The best images capture a moment that tells a story beyond the frame, she said, like a shot of the feet of two grooms in their dress shoes, one standing on his tiptoes. Having spent time with the couple, photographer Jeremy Fraser knew that one was shorter than the other and had to stand on his toes to kiss his husband.
"We thought it would be a really cute way to capture something that occurs on a regular basis in an artistic fashion," Fraser says in the book.
As with any couple, the goal is to make them comfortable with the photographer so the poses come organically, Dodd said. The devil is in the details, but most issues can be addressed in a pre-shoot planning session.
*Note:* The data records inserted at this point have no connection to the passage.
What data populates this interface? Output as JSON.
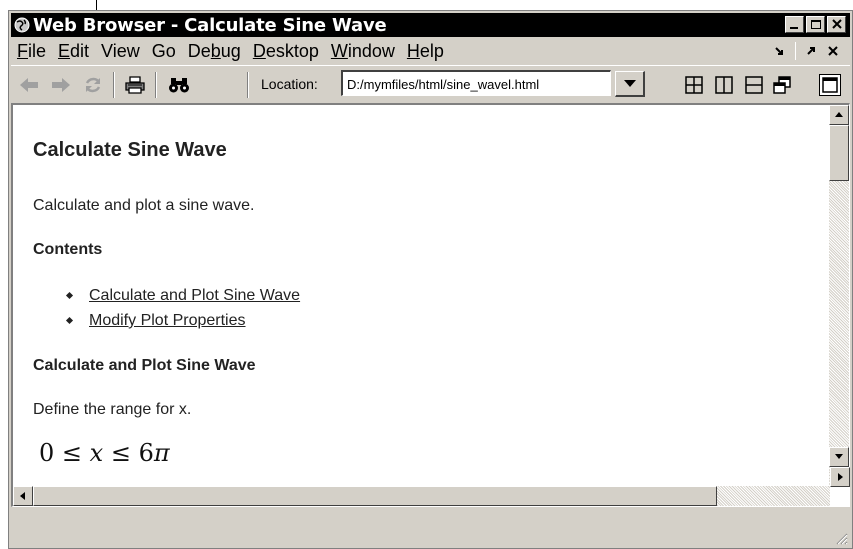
{
  "window": {
    "title": "Web Browser - Calculate Sine Wave",
    "icon": "globe-icon"
  },
  "window_controls": [
    "minimize-icon",
    "maximize-icon",
    "close-icon"
  ],
  "menu": {
    "items": [
      {
        "label": "File",
        "mnemonic": "F",
        "rest": "ile"
      },
      {
        "label": "Edit",
        "mnemonic": "E",
        "rest": "dit"
      },
      {
        "label": "View",
        "mnemonic": "",
        "rest": "View"
      },
      {
        "label": "Go",
        "mnemonic": "",
        "rest": "Go"
      },
      {
        "label": "Debug",
        "pre": "De",
        "mnemonic": "b",
        "rest": "ug"
      },
      {
        "label": "Desktop",
        "mnemonic": "D",
        "rest": "esktop"
      },
      {
        "label": "Window",
        "mnemonic": "W",
        "rest": "indow"
      },
      {
        "label": "Help",
        "mnemonic": "H",
        "rest": "elp"
      }
    ],
    "dock_icon": "dock-arrow-icon",
    "undock_icon": "undock-arrow-icon",
    "close_icon": "close-icon"
  },
  "toolbar": {
    "back_icon": "back-arrow-icon",
    "forward_icon": "forward-arrow-icon",
    "refresh_icon": "refresh-icon",
    "print_icon": "printer-icon",
    "find_icon": "binoculars-icon",
    "location_label": "Location:",
    "location_value": "D:/mymfiles/html/sine_wavel.html",
    "layout_icons": [
      "tile-grid-icon",
      "tile-columns-icon",
      "tile-rows-icon",
      "float-icon",
      "maximize-panel-icon"
    ]
  },
  "content": {
    "title": "Calculate Sine Wave",
    "intro": "Calculate and plot a sine wave.",
    "contents_heading": "Contents",
    "contents_links": [
      "Calculate and Plot Sine Wave",
      "Modify Plot Properties"
    ],
    "section_heading": "Calculate and Plot Sine Wave",
    "section_text": "Define the range for x.",
    "equation": {
      "a": "0",
      "le1": "≤",
      "x": "x",
      "le2": "≤",
      "six": "6",
      "pi": "π"
    }
  },
  "status": {
    "text": ""
  },
  "colors": {
    "chrome": "#d4d0c8",
    "titlebar": "#000000",
    "text": "#222222"
  }
}
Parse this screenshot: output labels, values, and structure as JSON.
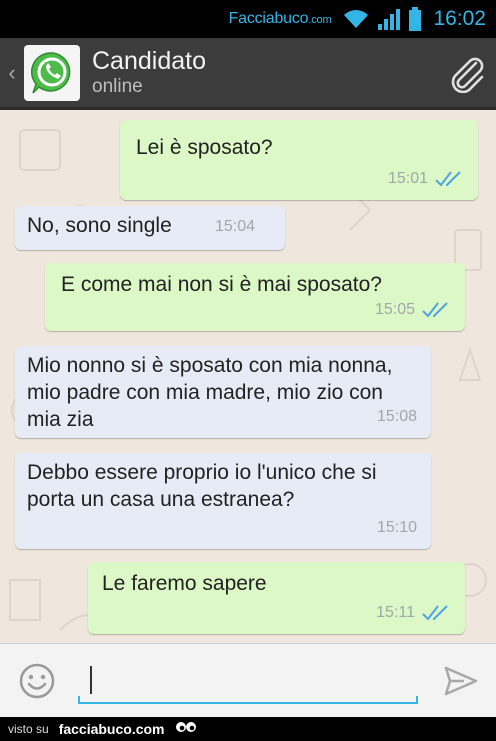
{
  "status": {
    "brand": "Facciabuco",
    "brand_suffix": ".com",
    "time": "16:02"
  },
  "header": {
    "back_glyph": "‹",
    "contact_name": "Candidato",
    "contact_status": "online",
    "app_icon": "whatsapp-icon",
    "attach_icon": "paperclip-icon"
  },
  "messages": [
    {
      "direction": "out",
      "text": "Lei è sposato?",
      "time": "15:01",
      "read": true
    },
    {
      "direction": "in",
      "text": "No, sono single",
      "time": "15:04"
    },
    {
      "direction": "out",
      "text": "E come mai non si è mai sposato?",
      "time": "15:05",
      "read": true
    },
    {
      "direction": "in",
      "text": "Mio nonno si è sposato con mia nonna, mio padre con mia madre, mio zio con mia zia",
      "time": "15:08"
    },
    {
      "direction": "in",
      "text": "Debbo essere proprio io l'unico che si porta un casa una estranea?",
      "time": "15:10"
    },
    {
      "direction": "out",
      "text": "Le faremo sapere",
      "time": "15:11",
      "read": true
    }
  ],
  "composer": {
    "value": "",
    "placeholder": "",
    "emoji_icon": "smiley-icon",
    "send_icon": "send-icon"
  },
  "footer": {
    "prefix": "visto su",
    "brand": "facciabuco.com"
  },
  "colors": {
    "accent": "#33b5e5",
    "outgoing_bubble": "#dcf8c6",
    "incoming_bubble": "#e7ebf5",
    "read_ticks": "#4fa3e0"
  }
}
Attire is the most common wild card in same-sex weddings, so it's important to find out what they're wearing, she said. Creating contrast between two white dresses can be difficult, so consider a sash or belt to break up the washed-out palette. The same goes for distinguishing two tuxedos or suits: Use accessories to make the look less matchy-matchy.
Be mindful of boutonnieres traditionally worn on the left lapel, she cautioned, especially in shoulder-to-shoulder shots of two grooms. One is likely to be squashed or hidden.
When it comes to gender expression, don't assume that the person wearing the pants at the wedding plays a dominant role in the relationship, she said. Get to know the couple, and see how they naturally position themselves.
When it comes to layering couples, however, the longstanding technique of placing the taller of the two in the back tends to hold true for basic principles of composition.
With same-sex weddings becoming more commonplace, the timing was right, said Hamm, whose company has been providing information and vendor services to same-sex couples for more than a decade. "Capturing Love" is primarily designed to help wedding photographers think about what to ask couples in the planning phase, but couples can also draw inspiration from the poses regardless of their sexual orientation, she said.
"By taking a look at these questions and asking how you can better serve same-sex couples, you open up a better skill set to serve all couples," she said.